PESCARA. E' Pescara la città più ricca d'Abruzzo, quella con il più alto reddito medio pro capite. La sorpresa emerge dai dati dell'ultimo Rapporto sul capoluogo adriatico che verrà presentato oggi dal sindaco, alle 18,30, durante una cerimonia in piazza Italia. D'Alfonso ha invitato presidenti delle Province e i primi cittadini dell'area metropolitana, ma l'ospite d'onore sarà Aldo Bonomi.
Bonomi è un allievo del presidente del Censis, Giuseppe De Rita ed è grande esperto di economia territoriale. Ha fondato il consorzio Aaster (Associazione agenti sviluppo del territorio), un istituto di ricerche di Milano di cui ora è presidente.
D'Alfonso lo ha voluto accanto a sé, oggi pomeriggio, per presentare questa quinta edizione del Rapporto Pescara, che fotografa la città in tutti i suoi aspetti, le sue dinamiche, le sue vocazioni e le linee su cui si sta costruendo il suo futuro sviluppo.
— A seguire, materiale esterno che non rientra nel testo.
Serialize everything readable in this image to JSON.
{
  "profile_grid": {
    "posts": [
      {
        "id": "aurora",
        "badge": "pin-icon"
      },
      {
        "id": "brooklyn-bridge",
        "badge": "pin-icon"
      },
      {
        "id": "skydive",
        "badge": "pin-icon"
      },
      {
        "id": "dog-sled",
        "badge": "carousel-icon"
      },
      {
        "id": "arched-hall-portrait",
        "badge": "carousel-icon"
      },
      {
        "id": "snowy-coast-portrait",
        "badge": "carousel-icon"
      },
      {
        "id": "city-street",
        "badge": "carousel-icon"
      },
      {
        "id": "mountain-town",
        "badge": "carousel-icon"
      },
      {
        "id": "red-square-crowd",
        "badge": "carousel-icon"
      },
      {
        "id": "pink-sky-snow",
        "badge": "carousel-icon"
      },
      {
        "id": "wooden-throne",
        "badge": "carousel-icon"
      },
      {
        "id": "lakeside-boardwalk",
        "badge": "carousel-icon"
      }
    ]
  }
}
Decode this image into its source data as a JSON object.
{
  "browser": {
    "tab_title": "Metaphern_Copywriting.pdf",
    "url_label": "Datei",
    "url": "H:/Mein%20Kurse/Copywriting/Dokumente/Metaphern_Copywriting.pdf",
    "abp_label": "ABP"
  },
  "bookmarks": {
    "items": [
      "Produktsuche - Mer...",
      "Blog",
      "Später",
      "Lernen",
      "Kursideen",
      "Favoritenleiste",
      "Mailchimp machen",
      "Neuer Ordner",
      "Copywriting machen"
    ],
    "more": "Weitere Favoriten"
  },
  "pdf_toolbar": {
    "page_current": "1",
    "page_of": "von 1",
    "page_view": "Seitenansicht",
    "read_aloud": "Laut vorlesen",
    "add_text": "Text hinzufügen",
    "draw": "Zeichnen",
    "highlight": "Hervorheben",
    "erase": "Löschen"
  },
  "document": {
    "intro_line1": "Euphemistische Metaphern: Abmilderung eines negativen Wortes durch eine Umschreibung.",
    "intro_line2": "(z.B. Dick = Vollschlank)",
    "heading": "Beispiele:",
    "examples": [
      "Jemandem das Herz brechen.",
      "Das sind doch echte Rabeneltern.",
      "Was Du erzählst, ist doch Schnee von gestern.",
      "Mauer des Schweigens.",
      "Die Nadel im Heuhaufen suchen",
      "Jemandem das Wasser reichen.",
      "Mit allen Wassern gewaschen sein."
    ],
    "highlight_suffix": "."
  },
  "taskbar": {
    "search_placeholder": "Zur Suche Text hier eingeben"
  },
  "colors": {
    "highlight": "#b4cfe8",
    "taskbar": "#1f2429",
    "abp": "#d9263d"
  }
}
Il Rapporto di tre anni fa definiva Pescara «città vicina» ai bisogni della gente; quello dell'anno scorso le ha dato il nome di «città ponte», per sottolineare la sua vocazione di territorio proteso verso altre realtà dell'Adriatico. Quest'anno invece è stato coniato il termine di «città infinita», a dimostrazione della sua crescita verso un processo di metropolizzazione. Processo che chiama in causa altre realtà, dell'area metropolitana, come Chieti, Montesilvano, Francavilla, San Giovanni Teatino, Ortona, Spoltore, Manoppello, Città Sant'Angelo. Tutti questi Comuni saranno rappresentati oggi pomeriggio dai loro sindaci, alla cerimonia.
Il documento, già illustrato dal Centro nei giorni scorsi, contiene un'infinità di dati, da cui emerge che Pescara, con un reddito medio pro capite di 22.618 euro, supera le altre province abruzzesi. E' al primo posto anche per la quantità di verde, per la qualità dell'ambiente, per il numero di sportelli bancari e per la spesa media per spettacoli teatrali, concerti e cinema. Negative solo le cifre sulla criminalità. Dal 2003 al 2007, sono raddoppiate le rapine, le truffe informatiche sono passate da zero a 468, mentre i furti sono ripresi a crescere l'anno scorso.
«Pescara» ha fatto presente D'Alfonso «è il luogo dove sempre più persone arrivano, scoprono la propria dimensione, decidono di lavorare ogni giorno e di restare a vivere».
«Tutto questo accade» ha continuato il sindaco «grazie ai processi di mobilità in atto che, in cinque anni, hanno reso la città più facile da raggiungere». «Ciò accadrà sempre di più» ha concluso «perché in futuro le città saranno più vicine e le metropoli, piccole o grandi che siano, faranno da traino allo sviluppo di territori interi. A Pescara questo sta già accadendo».